La CODE adopte de nouveaux statuts

06/01/2010

Afin de renforcer sa dimension européenne et sa visibilité continentale, la Conférence des Ordres dentaires européens (CODE) vient de modifier ses statuts et adoptera prochainement un nouveau nom.

A l’occasion de leur dernière réunion à Paris, le 27 novembre dernier, les membres de la CODE ont doté l’association de nouveaux statuts. L’objectif de la quarantaine de délégués d’autorités comptétentes dentaires, représentant 15 états européens – dont un nouveau membre officiel, la Hongrie et un nouvel observateur, la Bosnie-Herzégovine – , était clair : modifier la nature juridique de la CODE pour renforcer sa dimension européenne  et clarifier ses missions.

La décision de modifier les statuts de la CODE avait été prise en mars dernier à Luxembourg. Un groupe de travail ad hoc a présenté ses conclusions aux participants de la rencontre parisienne. A l’exception de détails mineurs, il a été unanimement soutenu.
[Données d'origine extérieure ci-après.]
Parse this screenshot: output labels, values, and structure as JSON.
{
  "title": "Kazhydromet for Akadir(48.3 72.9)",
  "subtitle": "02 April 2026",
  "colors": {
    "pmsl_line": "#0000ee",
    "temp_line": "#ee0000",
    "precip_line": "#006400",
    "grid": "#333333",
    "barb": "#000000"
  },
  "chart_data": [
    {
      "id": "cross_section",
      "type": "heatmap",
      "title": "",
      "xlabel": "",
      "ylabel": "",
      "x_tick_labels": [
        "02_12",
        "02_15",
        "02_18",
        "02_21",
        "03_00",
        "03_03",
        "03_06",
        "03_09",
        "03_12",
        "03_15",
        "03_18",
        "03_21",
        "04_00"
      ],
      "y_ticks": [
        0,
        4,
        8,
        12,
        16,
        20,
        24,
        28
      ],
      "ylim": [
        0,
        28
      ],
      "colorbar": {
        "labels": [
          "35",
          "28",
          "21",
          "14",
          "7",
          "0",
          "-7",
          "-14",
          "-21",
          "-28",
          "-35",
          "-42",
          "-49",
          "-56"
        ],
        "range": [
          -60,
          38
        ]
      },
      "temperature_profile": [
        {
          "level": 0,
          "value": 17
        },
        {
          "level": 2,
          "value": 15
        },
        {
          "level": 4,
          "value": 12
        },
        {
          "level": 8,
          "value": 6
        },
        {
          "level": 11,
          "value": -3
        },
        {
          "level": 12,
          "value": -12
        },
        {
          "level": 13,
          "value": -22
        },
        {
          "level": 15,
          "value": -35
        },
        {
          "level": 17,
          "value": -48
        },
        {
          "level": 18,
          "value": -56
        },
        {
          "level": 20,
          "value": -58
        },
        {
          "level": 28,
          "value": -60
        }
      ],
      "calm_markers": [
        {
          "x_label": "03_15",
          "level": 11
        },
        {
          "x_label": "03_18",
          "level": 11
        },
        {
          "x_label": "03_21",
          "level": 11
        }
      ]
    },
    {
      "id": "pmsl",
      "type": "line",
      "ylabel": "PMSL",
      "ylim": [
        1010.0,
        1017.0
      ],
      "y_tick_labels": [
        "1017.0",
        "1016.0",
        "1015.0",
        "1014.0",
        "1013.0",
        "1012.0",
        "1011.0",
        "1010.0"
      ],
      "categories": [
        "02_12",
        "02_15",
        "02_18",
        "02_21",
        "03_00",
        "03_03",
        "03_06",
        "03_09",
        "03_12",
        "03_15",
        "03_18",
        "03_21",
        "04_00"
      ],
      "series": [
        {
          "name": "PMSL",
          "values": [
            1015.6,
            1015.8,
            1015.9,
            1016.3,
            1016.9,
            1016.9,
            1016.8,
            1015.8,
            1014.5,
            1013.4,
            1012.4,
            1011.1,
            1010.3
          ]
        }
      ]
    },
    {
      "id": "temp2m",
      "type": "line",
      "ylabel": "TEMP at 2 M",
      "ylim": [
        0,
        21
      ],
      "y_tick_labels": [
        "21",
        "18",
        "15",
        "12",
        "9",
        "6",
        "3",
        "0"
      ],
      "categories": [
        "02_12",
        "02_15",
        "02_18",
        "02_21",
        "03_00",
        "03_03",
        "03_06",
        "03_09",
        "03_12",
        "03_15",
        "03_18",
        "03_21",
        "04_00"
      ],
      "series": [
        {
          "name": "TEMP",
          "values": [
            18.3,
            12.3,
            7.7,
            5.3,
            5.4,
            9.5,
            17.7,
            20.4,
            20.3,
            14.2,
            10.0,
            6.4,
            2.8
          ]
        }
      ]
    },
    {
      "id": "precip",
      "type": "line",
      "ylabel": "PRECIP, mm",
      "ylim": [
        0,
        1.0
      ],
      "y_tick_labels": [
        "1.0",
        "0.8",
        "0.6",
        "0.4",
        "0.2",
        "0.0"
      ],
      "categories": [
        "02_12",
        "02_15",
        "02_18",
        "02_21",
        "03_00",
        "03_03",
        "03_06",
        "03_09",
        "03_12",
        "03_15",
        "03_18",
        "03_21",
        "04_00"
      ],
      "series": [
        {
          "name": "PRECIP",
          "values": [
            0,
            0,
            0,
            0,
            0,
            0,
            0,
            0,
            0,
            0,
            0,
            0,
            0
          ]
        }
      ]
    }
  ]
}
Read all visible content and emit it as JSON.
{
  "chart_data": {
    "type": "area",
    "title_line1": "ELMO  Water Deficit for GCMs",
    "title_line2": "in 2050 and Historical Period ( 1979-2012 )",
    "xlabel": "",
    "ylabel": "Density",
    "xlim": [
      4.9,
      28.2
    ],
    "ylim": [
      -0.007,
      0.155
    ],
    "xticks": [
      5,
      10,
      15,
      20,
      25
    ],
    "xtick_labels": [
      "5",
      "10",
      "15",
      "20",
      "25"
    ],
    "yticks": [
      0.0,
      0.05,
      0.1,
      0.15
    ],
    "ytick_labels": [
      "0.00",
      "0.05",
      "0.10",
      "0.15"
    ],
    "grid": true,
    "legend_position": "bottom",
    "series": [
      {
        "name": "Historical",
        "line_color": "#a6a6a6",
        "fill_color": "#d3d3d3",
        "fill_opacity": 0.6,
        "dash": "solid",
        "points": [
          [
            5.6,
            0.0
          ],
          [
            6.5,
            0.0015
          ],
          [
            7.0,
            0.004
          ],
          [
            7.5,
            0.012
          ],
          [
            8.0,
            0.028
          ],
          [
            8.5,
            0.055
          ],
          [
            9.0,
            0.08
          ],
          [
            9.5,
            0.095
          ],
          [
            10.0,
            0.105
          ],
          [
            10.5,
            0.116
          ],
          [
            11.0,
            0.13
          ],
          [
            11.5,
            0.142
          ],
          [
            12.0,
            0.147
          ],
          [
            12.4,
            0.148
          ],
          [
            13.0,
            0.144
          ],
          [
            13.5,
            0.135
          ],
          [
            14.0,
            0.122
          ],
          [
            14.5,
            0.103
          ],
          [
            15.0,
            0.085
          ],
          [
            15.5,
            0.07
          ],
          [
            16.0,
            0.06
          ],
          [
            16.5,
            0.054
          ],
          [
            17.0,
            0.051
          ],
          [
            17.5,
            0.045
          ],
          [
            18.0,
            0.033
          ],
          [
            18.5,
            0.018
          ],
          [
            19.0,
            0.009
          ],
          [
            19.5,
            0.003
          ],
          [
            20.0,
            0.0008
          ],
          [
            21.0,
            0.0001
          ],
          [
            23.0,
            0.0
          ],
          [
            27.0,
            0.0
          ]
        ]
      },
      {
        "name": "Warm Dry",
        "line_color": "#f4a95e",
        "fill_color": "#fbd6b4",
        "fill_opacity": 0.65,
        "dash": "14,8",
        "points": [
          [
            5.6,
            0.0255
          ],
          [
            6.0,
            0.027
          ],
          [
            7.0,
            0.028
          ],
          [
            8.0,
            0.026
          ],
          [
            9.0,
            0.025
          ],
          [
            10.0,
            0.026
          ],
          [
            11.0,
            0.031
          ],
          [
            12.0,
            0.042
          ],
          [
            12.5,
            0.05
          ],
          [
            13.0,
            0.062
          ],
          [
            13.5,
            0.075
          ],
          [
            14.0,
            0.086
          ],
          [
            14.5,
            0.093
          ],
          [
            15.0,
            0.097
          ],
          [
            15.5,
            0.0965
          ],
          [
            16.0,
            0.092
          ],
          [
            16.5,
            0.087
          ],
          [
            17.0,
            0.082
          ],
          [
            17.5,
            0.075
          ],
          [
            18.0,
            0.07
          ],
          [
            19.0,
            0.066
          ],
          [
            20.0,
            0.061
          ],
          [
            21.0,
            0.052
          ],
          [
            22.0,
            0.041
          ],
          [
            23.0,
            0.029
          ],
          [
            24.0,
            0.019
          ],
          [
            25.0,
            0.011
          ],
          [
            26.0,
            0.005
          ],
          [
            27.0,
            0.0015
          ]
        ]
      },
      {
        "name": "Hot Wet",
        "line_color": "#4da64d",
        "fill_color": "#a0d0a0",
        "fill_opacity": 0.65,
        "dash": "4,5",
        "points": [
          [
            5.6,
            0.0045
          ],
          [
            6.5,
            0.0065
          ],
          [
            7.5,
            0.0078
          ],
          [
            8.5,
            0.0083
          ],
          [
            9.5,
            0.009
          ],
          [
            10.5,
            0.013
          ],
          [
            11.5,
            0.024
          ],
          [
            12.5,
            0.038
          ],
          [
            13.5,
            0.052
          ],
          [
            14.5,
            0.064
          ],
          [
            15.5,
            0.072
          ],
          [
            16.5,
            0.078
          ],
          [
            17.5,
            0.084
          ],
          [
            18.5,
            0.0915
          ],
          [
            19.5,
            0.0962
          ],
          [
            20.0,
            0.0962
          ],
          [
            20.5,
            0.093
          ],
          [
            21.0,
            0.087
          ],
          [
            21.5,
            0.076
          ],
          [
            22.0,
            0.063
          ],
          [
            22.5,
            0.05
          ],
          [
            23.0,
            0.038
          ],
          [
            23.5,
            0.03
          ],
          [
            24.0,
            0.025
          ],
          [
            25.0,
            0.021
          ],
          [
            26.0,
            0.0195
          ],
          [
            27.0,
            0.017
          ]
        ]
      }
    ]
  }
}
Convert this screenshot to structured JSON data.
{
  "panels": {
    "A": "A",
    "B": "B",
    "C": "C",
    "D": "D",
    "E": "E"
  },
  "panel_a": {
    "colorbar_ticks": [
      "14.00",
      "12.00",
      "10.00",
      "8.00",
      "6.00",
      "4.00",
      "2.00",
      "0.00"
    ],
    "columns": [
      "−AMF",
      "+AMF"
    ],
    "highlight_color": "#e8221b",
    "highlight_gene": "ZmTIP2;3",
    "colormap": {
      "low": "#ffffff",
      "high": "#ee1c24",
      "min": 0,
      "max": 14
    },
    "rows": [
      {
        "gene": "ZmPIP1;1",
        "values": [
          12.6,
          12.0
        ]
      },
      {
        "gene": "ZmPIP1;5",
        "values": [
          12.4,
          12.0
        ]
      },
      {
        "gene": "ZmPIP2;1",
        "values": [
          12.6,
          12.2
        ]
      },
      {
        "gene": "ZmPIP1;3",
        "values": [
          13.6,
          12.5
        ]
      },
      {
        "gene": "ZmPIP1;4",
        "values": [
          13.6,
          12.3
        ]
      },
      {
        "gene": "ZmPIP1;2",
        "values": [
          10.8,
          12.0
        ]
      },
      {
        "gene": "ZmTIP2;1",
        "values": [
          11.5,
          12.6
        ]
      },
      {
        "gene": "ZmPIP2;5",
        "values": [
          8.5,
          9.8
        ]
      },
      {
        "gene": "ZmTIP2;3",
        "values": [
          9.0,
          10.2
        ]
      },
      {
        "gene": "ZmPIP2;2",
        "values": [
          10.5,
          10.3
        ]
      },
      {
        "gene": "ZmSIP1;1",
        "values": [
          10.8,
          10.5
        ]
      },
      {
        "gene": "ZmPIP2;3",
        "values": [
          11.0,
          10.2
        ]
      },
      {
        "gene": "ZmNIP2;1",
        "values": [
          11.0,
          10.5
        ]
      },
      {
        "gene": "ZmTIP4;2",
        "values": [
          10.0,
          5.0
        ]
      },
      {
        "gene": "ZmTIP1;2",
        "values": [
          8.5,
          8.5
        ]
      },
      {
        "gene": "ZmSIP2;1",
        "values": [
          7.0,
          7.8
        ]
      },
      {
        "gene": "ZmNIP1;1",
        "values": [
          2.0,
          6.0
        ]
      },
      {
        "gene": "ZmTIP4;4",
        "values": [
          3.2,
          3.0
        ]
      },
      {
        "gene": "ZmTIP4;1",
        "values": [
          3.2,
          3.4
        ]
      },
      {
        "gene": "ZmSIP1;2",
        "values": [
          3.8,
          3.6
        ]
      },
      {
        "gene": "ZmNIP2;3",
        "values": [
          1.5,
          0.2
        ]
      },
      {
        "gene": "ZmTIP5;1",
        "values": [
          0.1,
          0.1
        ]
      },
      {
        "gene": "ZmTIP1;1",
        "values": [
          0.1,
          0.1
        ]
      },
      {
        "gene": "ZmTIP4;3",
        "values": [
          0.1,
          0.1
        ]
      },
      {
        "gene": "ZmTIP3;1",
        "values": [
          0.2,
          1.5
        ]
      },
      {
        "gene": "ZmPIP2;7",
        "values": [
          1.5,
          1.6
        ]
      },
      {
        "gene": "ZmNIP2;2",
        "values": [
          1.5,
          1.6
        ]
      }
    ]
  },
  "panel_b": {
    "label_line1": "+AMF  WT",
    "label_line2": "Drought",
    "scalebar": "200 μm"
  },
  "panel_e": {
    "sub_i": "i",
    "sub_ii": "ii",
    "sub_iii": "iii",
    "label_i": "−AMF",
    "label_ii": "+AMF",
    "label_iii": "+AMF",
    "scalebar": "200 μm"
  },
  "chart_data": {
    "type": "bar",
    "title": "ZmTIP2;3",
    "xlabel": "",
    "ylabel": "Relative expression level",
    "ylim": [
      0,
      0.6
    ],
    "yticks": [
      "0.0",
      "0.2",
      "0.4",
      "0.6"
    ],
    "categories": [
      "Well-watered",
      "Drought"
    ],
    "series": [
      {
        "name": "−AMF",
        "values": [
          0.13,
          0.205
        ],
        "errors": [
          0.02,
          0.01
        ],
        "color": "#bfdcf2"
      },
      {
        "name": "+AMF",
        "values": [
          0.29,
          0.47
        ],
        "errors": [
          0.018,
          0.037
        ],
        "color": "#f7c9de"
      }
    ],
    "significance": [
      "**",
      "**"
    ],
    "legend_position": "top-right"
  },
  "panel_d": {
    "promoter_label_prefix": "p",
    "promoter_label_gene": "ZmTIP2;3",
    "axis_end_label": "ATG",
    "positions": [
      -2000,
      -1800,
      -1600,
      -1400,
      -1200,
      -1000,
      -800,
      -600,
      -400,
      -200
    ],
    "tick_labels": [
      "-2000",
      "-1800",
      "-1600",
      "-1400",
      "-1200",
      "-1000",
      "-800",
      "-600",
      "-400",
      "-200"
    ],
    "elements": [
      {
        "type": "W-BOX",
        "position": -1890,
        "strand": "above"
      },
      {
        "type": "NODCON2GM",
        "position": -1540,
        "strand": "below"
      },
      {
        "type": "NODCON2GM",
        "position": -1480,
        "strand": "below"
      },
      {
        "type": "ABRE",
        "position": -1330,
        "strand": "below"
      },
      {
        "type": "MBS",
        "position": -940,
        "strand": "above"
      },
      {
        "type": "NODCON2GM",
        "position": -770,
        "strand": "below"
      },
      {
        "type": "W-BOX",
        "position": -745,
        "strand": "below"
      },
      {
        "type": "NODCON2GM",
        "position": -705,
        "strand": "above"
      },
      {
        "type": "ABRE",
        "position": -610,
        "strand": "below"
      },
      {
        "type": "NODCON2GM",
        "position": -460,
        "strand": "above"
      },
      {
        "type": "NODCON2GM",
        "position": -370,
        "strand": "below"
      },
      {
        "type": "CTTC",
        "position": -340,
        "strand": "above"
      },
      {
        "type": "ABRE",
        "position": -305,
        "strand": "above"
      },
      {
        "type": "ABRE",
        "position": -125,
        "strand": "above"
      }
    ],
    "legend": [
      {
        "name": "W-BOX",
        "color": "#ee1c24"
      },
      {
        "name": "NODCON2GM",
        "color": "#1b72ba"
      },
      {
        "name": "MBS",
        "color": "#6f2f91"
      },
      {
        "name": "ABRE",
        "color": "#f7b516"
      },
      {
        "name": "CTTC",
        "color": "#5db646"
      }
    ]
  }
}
Dans les faits, la CODE devient une structure de droit belge dont le siège officiel est domicilié à Bruxelles, au bureau de représentation auprès des institutions européennes du Conseil national de l’Ordre. L’Ordre français continuera par ailleurs d’assurer le secrétariat général de l’association. Avec ces nouveaux statuts, la CODE se dotera aussi d’un budget et de règles de fonctionnement plus précises.

Cette nouvelle forme va permettre à la CODE d’affirmer sa spécificité d’association réunissant uniquement les Ordres et autorités compétentes en charge de l’enregistrement, de la supervision et de la régulation des professionnels de l’art dentaire autour d’une objectif partagé : l’amélioration de la sécurité des patients. Ses nouveaux statuts excluent de fait les syndicats et autres associations professionnelles. Le périmètre géographique couvert par la CODE correspond à l’Espace Economique Européen et peut englober les candidats à l’adhésion à l’UE.

Cette profonde modification de forme devrait en toute logique s’accompagner d’un changment de nom. Cette question est à l’étude.

En marge de ce dossier majeur, d’autres thèmes ont été abordés tels que les relations avec les spécialistes en chirurgie maxillo-faciale, le statut des assistantes dentaire ou encore la question de la sédation consciente. Le représentant de l’autorité d’enregistrement des professionnels de santé de Hongrie  a présenté un système de surveillance des évolutions démographiques. Par ailleurs, les grandes étapes de l’évaluation de la directive 2005/36/CE ont été détaillées. Face à la volonté de la Commission européenne, d’obtenir des retours sur les problèmes posés par la mise en œuvre de ce texte, un groupe de travail a été mis en place au sein de l’association afin d’élaborer une position commune et des recommandations sur ce texte. La Hongrie, l’Espagne, la Grande-Bretagne, le Luxembourg, l’Irlande, l’Italie et la France se sont portés candidats pour participer au groupe de travail, qui commencera ses travaux au début de l’année prochaine.

Les 23 et 24 avril prochains, à Dublin, à l’occasion de sa prochaine réunion, l’association – dont la présidence sera confié à l’Irlande – la CODE devrait officiellement achever sa métamorphose.